As the tree is in the earth
and the earth in the tree,
as the sea is in the fish
and the fish in the sea,

as the bird is in the air
and the air in the bird,
as word is in the breath
and breath in the word,

as rhyme is in the music
and music in rhyme,
as time is in the season
and the season in time,

as grief is in the loving
and loving in grief,
as belief is in the hope
and hope in the belief,

as desire is in the will
and the will in desire,
as fire is in the flame
and the flame in the fire,

as you, Christ, are in God
and God is in you,
so are you in us,
and we in you.

So are you in us and
we in you.

Poem For The Sunday Lectionary (Easter 5)

FACE OF GOD
(John 14: 1-14)

We thought you wore the skin
of thunder, spoke in verbs of stormwind,
majestic and mighty as lightning
upon summits,
unreachable
as the cold and silent fire
of distant stars; hidden behind
a curtain in the temple,
an untouchable invisibility approachable
by the highest priest only,
hands freshly blooded
from an altar.

And then somehow the veil was parted:
we gained glimpses of the glory
of the nearness of your love
as the hurting were healed,
the outcast befriended,
the lost restored,
and everywhere the powers of death
had their dominion challenged,
by the son of a Jewish carpenter
from Galilee.

If you have seen me,
said Jesus, you have seen the Father.

And we do see you there,
in the Gospels,
healing in synagogues
and in houses,
feeding the hungry on hillsides,
embracing the lepers and the sinners,
turning over the tables
in the temple,
nailed to a cross of injustice
but risen,
greeting women at
the graveside,
sharing bread with your friends,
the dominion of death
overturned.
Approachable, reachable,
the accessible God,
visible in the skin of Jesus.

But you are not done,
not content to wear
such skin only in the pages
of the Gospels.
The many-coloured, multi-shaped
body of Christ – the Church
wide as the nations of the world –
bears your image where it acts
in your love:
still feeding,
still healing,
still teaching mercy,
making you visible

not in great
structures nor
in high saints alone,
but in the ordinary
persons in the pews,
as here, on a day like any other,
a woman making dinner,
and packing it,
knocking on the door of a neighbour
newly home from surgery for cancer:
the face of the one receiving it
lit with thankfulness,
the face of the one freely giving
like the face
of God.

Poem For The Sunday Lectionary (Easter 4)

PASTURE
(John 10: 1-10)

There is a place we can find, a good place
like quiet meadows where flowers spread,
like green grasses by gentle streams;
a place where the heart feels nourished,
where the mind is hopeful, unhurried,
where the spirit is glad and at peace.
We’ll name this place fulfillment,
we’ll name it healing and thankfulness,
we’ll name this good place pasture
for there we seek to feed.

And there is a voice we can hear that calls us,
a gentle voice, melodious,
a voice like songbirds and laughter,
like a mother comforting her children,
like a shepherd calling his sheep.
We’ll name this voice acceptance,
we’ll name it mercy and forgiveness,
we’ll name it the voice of God’s love,
inviting us gently to feed.

It invites us to enter pasture
when we think we’re too hurting to listen,
too angry or grieving or fearful
to hear the voice that calls us to peace.

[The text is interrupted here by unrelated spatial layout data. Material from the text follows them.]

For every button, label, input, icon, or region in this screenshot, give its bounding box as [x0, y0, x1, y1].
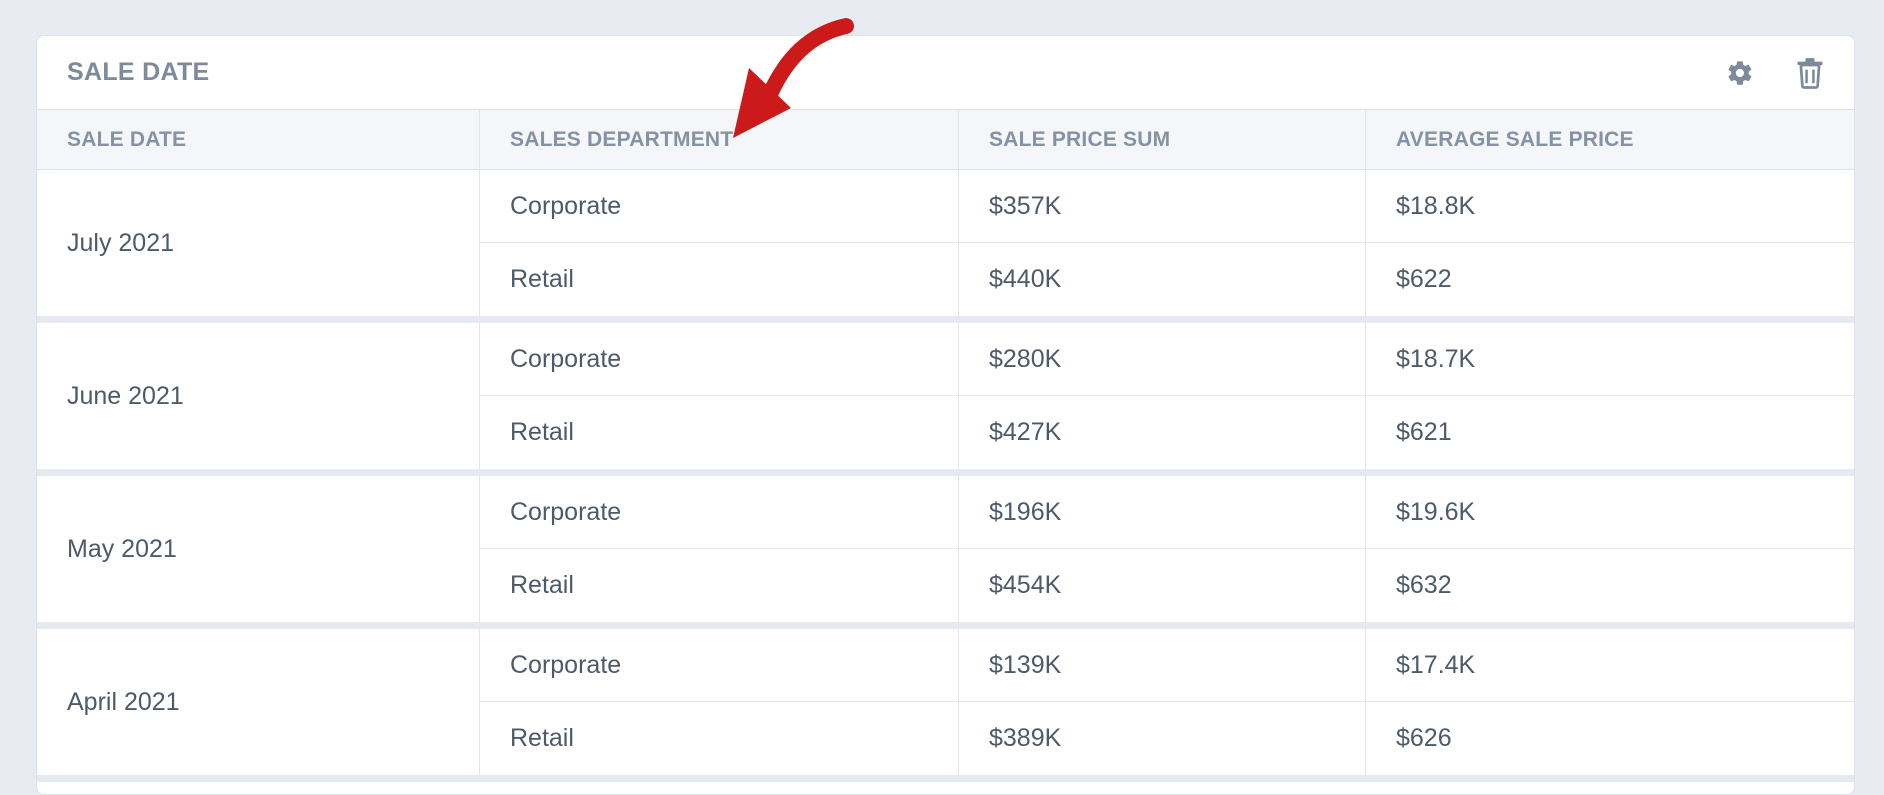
column-header-sale-price-sum[interactable]: SALE PRICE SUM: [959, 110, 1366, 169]
column-header-sale-date[interactable]: SALE DATE: [37, 110, 480, 169]
department-cell: Retail: [480, 702, 959, 775]
department-cell: Corporate: [480, 629, 959, 701]
sale-price-sum-cell: $389K: [959, 702, 1366, 775]
sale-price-sum-cell: $280K: [959, 323, 1366, 395]
department-cell: Retail: [480, 549, 959, 622]
group-rows: Corporate $280K $18.7K Retail $427K $621: [480, 323, 1854, 469]
department-cell: Retail: [480, 396, 959, 469]
group-date-cell: April 2021: [37, 629, 480, 775]
card-header: SALE DATE: [37, 36, 1854, 110]
table-row: Corporate $280K $18.7K: [480, 323, 1854, 396]
department-cell: Corporate: [480, 476, 959, 548]
group-date-cell: July 2021: [37, 170, 480, 316]
table-group: June 2021 Corporate $280K $18.7K Retail …: [37, 323, 1854, 476]
average-sale-price-cell: $18.7K: [1396, 344, 1476, 373]
group-date-cell: May 2021: [37, 476, 480, 622]
table-group: April 2021 Corporate $139K $17.4K Retail…: [37, 629, 1854, 782]
header-actions: [1724, 56, 1826, 90]
sale-price-sum-cell: $357K: [959, 170, 1366, 242]
department-cell: Corporate: [480, 170, 959, 242]
average-sale-price-cell: $18.8K: [1396, 191, 1476, 220]
department-cell: Retail: [480, 243, 959, 316]
group-rows: Corporate $139K $17.4K Retail $389K $626: [480, 629, 1854, 775]
table-header: SALE DATE SALES DEPARTMENT SALE PRICE SU…: [37, 110, 1854, 170]
sale-date-card: SALE DATE SALE DATE SALES DEPARTMENT SAL…: [36, 35, 1855, 795]
table-row: Corporate $196K $19.6K: [480, 476, 1854, 549]
sale-price-sum-cell: $454K: [959, 549, 1366, 622]
delete-button[interactable]: [1794, 56, 1826, 90]
average-sale-price-cell: $19.6K: [1396, 497, 1476, 526]
average-sale-price-cell: $621: [1396, 418, 1452, 446]
card-title: SALE DATE: [67, 58, 210, 86]
group-rows: Corporate $357K $18.8K Retail $440K $622: [480, 170, 1854, 316]
group-date-cell: June 2021: [37, 323, 480, 469]
table-body: July 2021 Corporate $357K $18.8K Retail …: [37, 170, 1854, 782]
table-row: Corporate $357K $18.8K: [480, 170, 1854, 243]
trash-icon: [1797, 58, 1823, 89]
average-sale-price-cell: $626: [1396, 724, 1452, 752]
sale-price-sum-cell: $427K: [959, 396, 1366, 469]
table-row: Retail $440K $622: [480, 243, 1854, 316]
table-group: May 2021 Corporate $196K $19.6K Retail $…: [37, 476, 1854, 629]
sale-price-sum-cell: $440K: [959, 243, 1366, 316]
table-row: Retail $389K $626: [480, 702, 1854, 775]
settings-button[interactable]: [1724, 56, 1756, 90]
gear-icon: [1728, 61, 1752, 85]
table-row: Retail $427K $621: [480, 396, 1854, 469]
sale-price-sum-cell: $139K: [959, 629, 1366, 701]
group-rows: Corporate $196K $19.6K Retail $454K $632: [480, 476, 1854, 622]
table-group: July 2021 Corporate $357K $18.8K Retail …: [37, 170, 1854, 323]
average-sale-price-cell: $622: [1396, 265, 1452, 293]
average-sale-price-cell: $17.4K: [1396, 650, 1476, 679]
sale-price-sum-cell: $196K: [959, 476, 1366, 548]
average-sale-price-cell: $632: [1396, 571, 1452, 599]
department-cell: Corporate: [480, 323, 959, 395]
table-row: Retail $454K $632: [480, 549, 1854, 622]
column-header-average-sale-price[interactable]: AVERAGE SALE PRICE: [1366, 110, 1854, 169]
table-row: Corporate $139K $17.4K: [480, 629, 1854, 702]
column-header-sales-department[interactable]: SALES DEPARTMENT: [480, 110, 959, 169]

It invites us to enter pasture
when we’re sure we’re too busy to listen,
too burdened or worried or pressured
to hear the voice that calls us to peace.

It says: Come in and go out and find pasture.
It says: We are safe with the shepherd of all sheep.
It says: Meadows await us, in this moment.
It says: Rest in love. Where you are. Joyfully feed.